LE SIECLE DES LUMIERES (1)

A  L’ORIGINE…

Au XVIII° siècle, des philosophes et des écrivains s’accordèrent sur l’exaltation de la raison en tant qu’outil de progrès, au point de transformer le siècle en siècle des Lumières et de diffuser leurs idées en Europe et en Amérique.
Les Lumières englobèrent les valeurs humanistes et rationalistes ébauchées par la Renaissance et développées au cours du XVII° siècle.

A partir de 1 700 furent confirmés en Europe l’économie de type mercantiliste, l’absolutisme monarchique, une culture structurée par des cadres nationaux ainsi qu’un esprit scientifique et rationnel qui provoqua une crise de la religiosité.

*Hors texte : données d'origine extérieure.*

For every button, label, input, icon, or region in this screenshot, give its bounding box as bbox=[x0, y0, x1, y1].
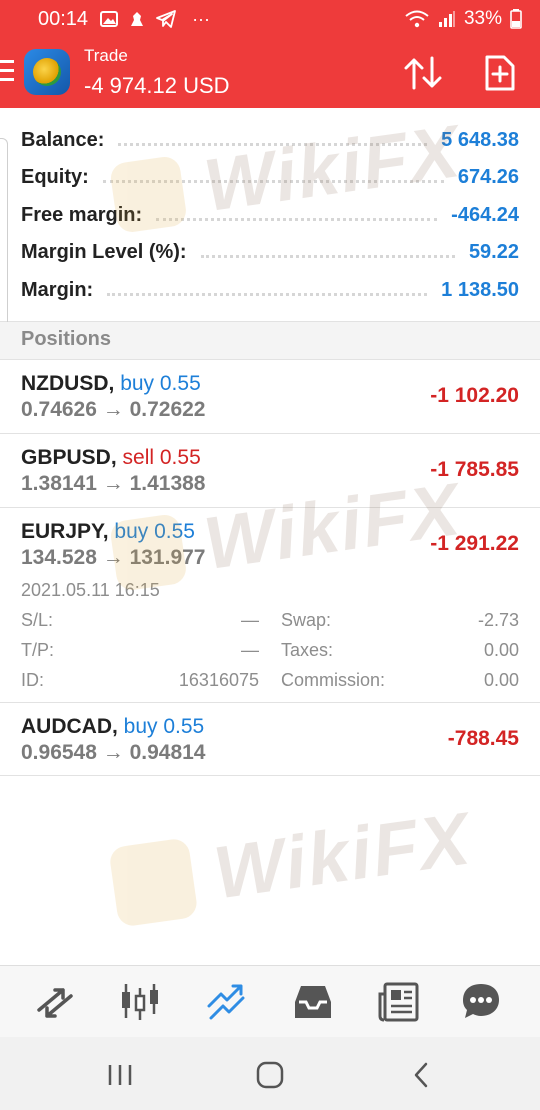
chart-icon[interactable] bbox=[118, 980, 162, 1024]
pull-tab[interactable] bbox=[0, 138, 8, 348]
margin-label: Margin: bbox=[21, 278, 94, 301]
equity-value: 674.26 bbox=[457, 165, 519, 188]
balance-value: 5 648.38 bbox=[441, 128, 519, 151]
status-bar: 00:14 ··· 33% bbox=[0, 0, 540, 38]
quotes-icon[interactable] bbox=[33, 980, 77, 1024]
position-profit: -1 291.22 bbox=[430, 532, 519, 555]
free-margin-value: -464.24 bbox=[451, 203, 519, 226]
back-icon[interactable] bbox=[406, 1061, 438, 1089]
account-summary: Balance: 5 648.38 Equity: 674.26 Free ma… bbox=[0, 108, 540, 348]
tp-value: — bbox=[241, 640, 259, 660]
position-profit: -1 102.20 bbox=[430, 384, 519, 407]
position-profit: -1 785.85 bbox=[430, 458, 519, 481]
battery-icon bbox=[510, 9, 522, 29]
equity-row: Equity: 674.26 bbox=[21, 161, 519, 193]
watermark: WikiFX bbox=[108, 795, 476, 929]
swap-value: -2.73 bbox=[477, 610, 519, 630]
position-prices: 134.528 → 131.977 bbox=[21, 546, 206, 569]
sort-icon[interactable] bbox=[402, 54, 444, 92]
taxes-label: Taxes: bbox=[281, 640, 334, 660]
news-icon[interactable] bbox=[377, 980, 421, 1024]
free-margin-row: Free margin: -464.24 bbox=[21, 199, 519, 231]
more-dots-icon: ··· bbox=[192, 8, 211, 29]
image-icon bbox=[100, 11, 119, 27]
page-title: Trade bbox=[84, 46, 128, 65]
home-icon[interactable] bbox=[254, 1061, 286, 1089]
margin-value: 1 138.50 bbox=[441, 278, 519, 301]
id-value: 16316075 bbox=[178, 670, 259, 690]
position-prices: 0.96548 → 0.94814 bbox=[21, 741, 206, 764]
positions-header: Positions bbox=[0, 322, 540, 360]
position-symbol: AUDCAD, bbox=[21, 715, 118, 738]
sl-label: S/L: bbox=[21, 610, 54, 630]
bottom-tab-bar bbox=[0, 965, 540, 1037]
menu-icon[interactable] bbox=[0, 60, 16, 82]
new-order-icon[interactable] bbox=[484, 54, 516, 92]
recent-apps-icon[interactable] bbox=[104, 1061, 136, 1089]
battery-percent: 33% bbox=[463, 8, 502, 29]
metatrader-logo bbox=[24, 49, 70, 95]
status-time: 00:14 bbox=[38, 7, 89, 30]
position-prices: 0.74626 → 0.72622 bbox=[21, 398, 206, 421]
free-margin-label: Free margin: bbox=[21, 203, 143, 226]
margin-level-row: Margin Level (%): 59.22 bbox=[21, 236, 519, 268]
taxes-value: 0.00 bbox=[483, 640, 519, 660]
trade-icon[interactable] bbox=[205, 980, 249, 1024]
system-nav-bar bbox=[0, 1037, 540, 1110]
telegram-icon bbox=[156, 10, 176, 28]
open-datetime: 2021.05.11 16:15 bbox=[21, 580, 160, 600]
balance-label: Balance: bbox=[21, 128, 105, 151]
commission-value: 0.00 bbox=[483, 670, 519, 690]
commission-label: Commission: bbox=[281, 670, 386, 690]
position-row[interactable]: AUDCAD, buy 0.55 0.96548 → 0.94814 -788.… bbox=[0, 703, 540, 776]
position-side: buy 0.55 bbox=[120, 372, 201, 395]
margin-level-value: 59.22 bbox=[468, 240, 519, 263]
signal-icon bbox=[438, 11, 455, 27]
position-profit: -788.45 bbox=[447, 727, 519, 750]
sl-value: — bbox=[241, 610, 259, 630]
app-header: Trade -4 974.12 USD bbox=[0, 38, 540, 108]
position-side: buy 0.55 bbox=[123, 715, 205, 738]
position-row[interactable]: NZDUSD, buy 0.55 0.74626 → 0.72622 -1 10… bbox=[0, 360, 540, 434]
balance-row: Balance: 5 648.38 bbox=[21, 124, 519, 156]
margin-level-label: Margin Level (%): bbox=[21, 240, 187, 263]
position-symbol: EURJPY, bbox=[21, 520, 109, 543]
chat-icon[interactable] bbox=[459, 980, 503, 1024]
position-symbol: NZDUSD, bbox=[21, 372, 115, 395]
positions-title: Positions bbox=[21, 328, 112, 350]
position-side: buy 0.55 bbox=[114, 520, 195, 543]
position-symbol: GBPUSD, bbox=[21, 446, 117, 469]
position-row-expanded[interactable]: EURJPY, buy 0.55 134.528 → 131.977 -1 29… bbox=[0, 508, 540, 703]
wifi-icon bbox=[405, 10, 429, 28]
id-label: ID: bbox=[21, 670, 45, 690]
position-row[interactable]: GBPUSD, sell 0.55 1.38141 → 1.41388 -1 7… bbox=[0, 434, 540, 508]
equity-label: Equity: bbox=[21, 165, 89, 188]
position-prices: 1.38141 → 1.41388 bbox=[21, 472, 206, 495]
history-icon[interactable] bbox=[291, 980, 335, 1024]
position-side: sell 0.55 bbox=[122, 446, 201, 469]
total-profit: -4 974.12 USD bbox=[84, 73, 230, 98]
fox-icon bbox=[131, 12, 144, 26]
swap-label: Swap: bbox=[281, 610, 332, 630]
tp-label: T/P: bbox=[21, 640, 55, 660]
margin-row: Margin: 1 138.50 bbox=[21, 274, 519, 306]
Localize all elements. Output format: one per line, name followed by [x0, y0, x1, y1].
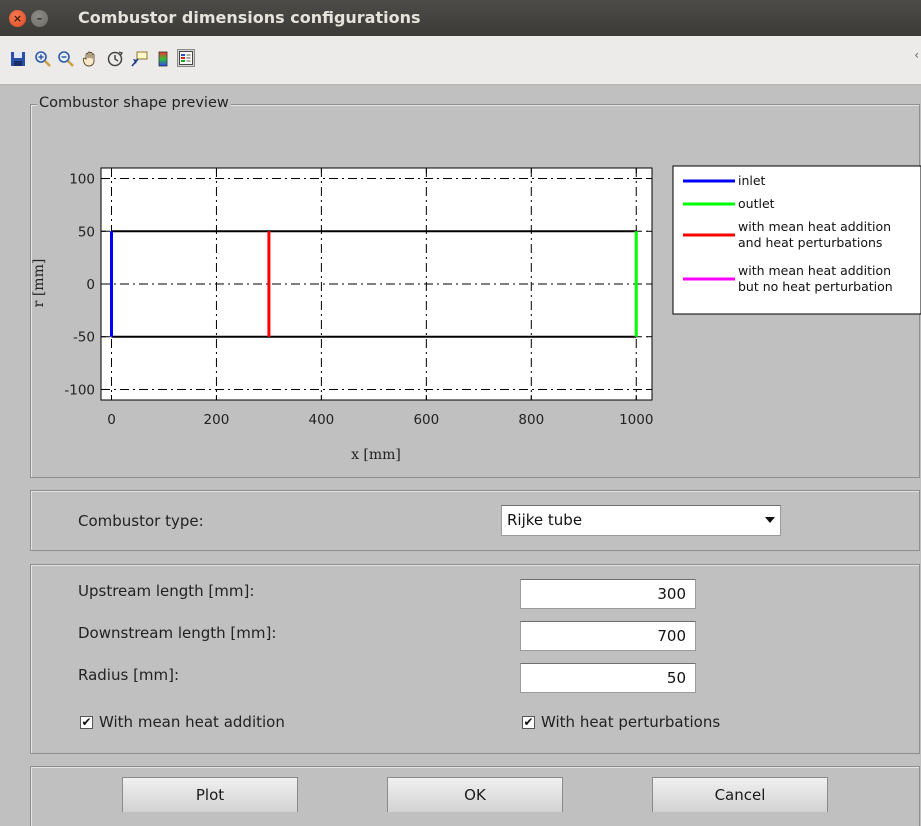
x-tick-label: 600 — [413, 412, 439, 428]
x-tick-label: 1000 — [619, 412, 653, 428]
checkmark-icon: ✔ — [81, 715, 92, 729]
heat-perturbations-label: With heat perturbations — [541, 713, 721, 731]
y-tick-label: 100 — [69, 172, 95, 188]
legend-label: and heat perturbations — [738, 235, 882, 250]
ok-button[interactable]: OK — [387, 777, 563, 812]
y-tick-labels: 100 50 0 -50 -100 — [64, 172, 95, 399]
y-tick-label: -100 — [64, 382, 95, 398]
heat-perturbations-checkbox-box[interactable]: ✔ — [522, 715, 535, 729]
combustor-type-label: Combustor type: — [78, 512, 204, 530]
radius-label: Radius [mm]: — [78, 666, 180, 684]
heat-perturbations-checkbox[interactable]: ✔ With heat perturbations — [522, 713, 720, 731]
radius-input[interactable]: 50 — [520, 663, 696, 693]
combustor-type-select[interactable]: Rijke tube — [501, 505, 781, 536]
mean-heat-checkbox[interactable]: ✔ With mean heat addition — [80, 713, 285, 731]
x-tick-label: 200 — [204, 412, 230, 428]
x-tick-label: 0 — [107, 412, 116, 428]
plot-button[interactable]: Plot — [122, 777, 298, 812]
y-tick-label: 0 — [86, 277, 95, 293]
x-axis-label: x [mm] — [351, 447, 401, 463]
upstream-length-label: Upstream length [mm]: — [78, 582, 255, 600]
legend-label: with mean heat addition — [738, 263, 891, 278]
downstream-length-label: Downstream length [mm]: — [78, 624, 277, 642]
x-tick-labels: 0 200 400 600 800 1000 — [107, 412, 653, 428]
upstream-length-input[interactable]: 300 — [520, 579, 696, 609]
checkmark-icon: ✔ — [523, 715, 534, 729]
legend-label: but no heat perturbation — [738, 279, 893, 294]
combustor-type-value: Rijke tube — [507, 511, 583, 529]
y-tick-label: -50 — [73, 330, 95, 346]
mean-heat-label: With mean heat addition — [99, 713, 285, 731]
downstream-length-input[interactable]: 700 — [520, 621, 696, 651]
y-axis-label: r [mm] — [31, 259, 47, 308]
y-tick-label: 50 — [78, 224, 95, 240]
dropdown-arrow-icon — [765, 517, 775, 523]
x-tick-label: 400 — [309, 412, 335, 428]
cancel-button[interactable]: Cancel — [652, 777, 828, 812]
mean-heat-checkbox-box[interactable]: ✔ — [80, 715, 93, 729]
combustor-chart: 0 200 400 600 800 1000 100 50 0 -50 -100 x [mm] r… — [31, 165, 921, 463]
legend-label: outlet — [738, 196, 775, 211]
legend-label: with mean heat addition — [738, 219, 891, 234]
x-tick-label: 800 — [518, 412, 544, 428]
legend-label: inlet — [738, 173, 766, 188]
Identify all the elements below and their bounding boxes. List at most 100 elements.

Cet équilibre entre la tradition et le changement vers de nouvelles formes de modernité constitua l’essence du despotisme éclairé, dont la foi dans la raison fit de ce siècle celui des Lumières.

Le travail démolisseur de Pierre Bayle, la nouvelle conception politique de John Locke, la vision du monde d’Isaac Newton, le moralisme laïc du comte de Shaftesbury et le déisme d’Anthony Collins mirent en évidence une cohésion idéologique stupéfiante qui s’enracina profondément en Europe. Cette conscience critique s’exprima dans des œuvres aussi différentes que les « Lettres persanes » de Montesquieu, « Les voyages de Gulliver » de Jonathan Swift ou « The Beggar’s Opera » de John Gay.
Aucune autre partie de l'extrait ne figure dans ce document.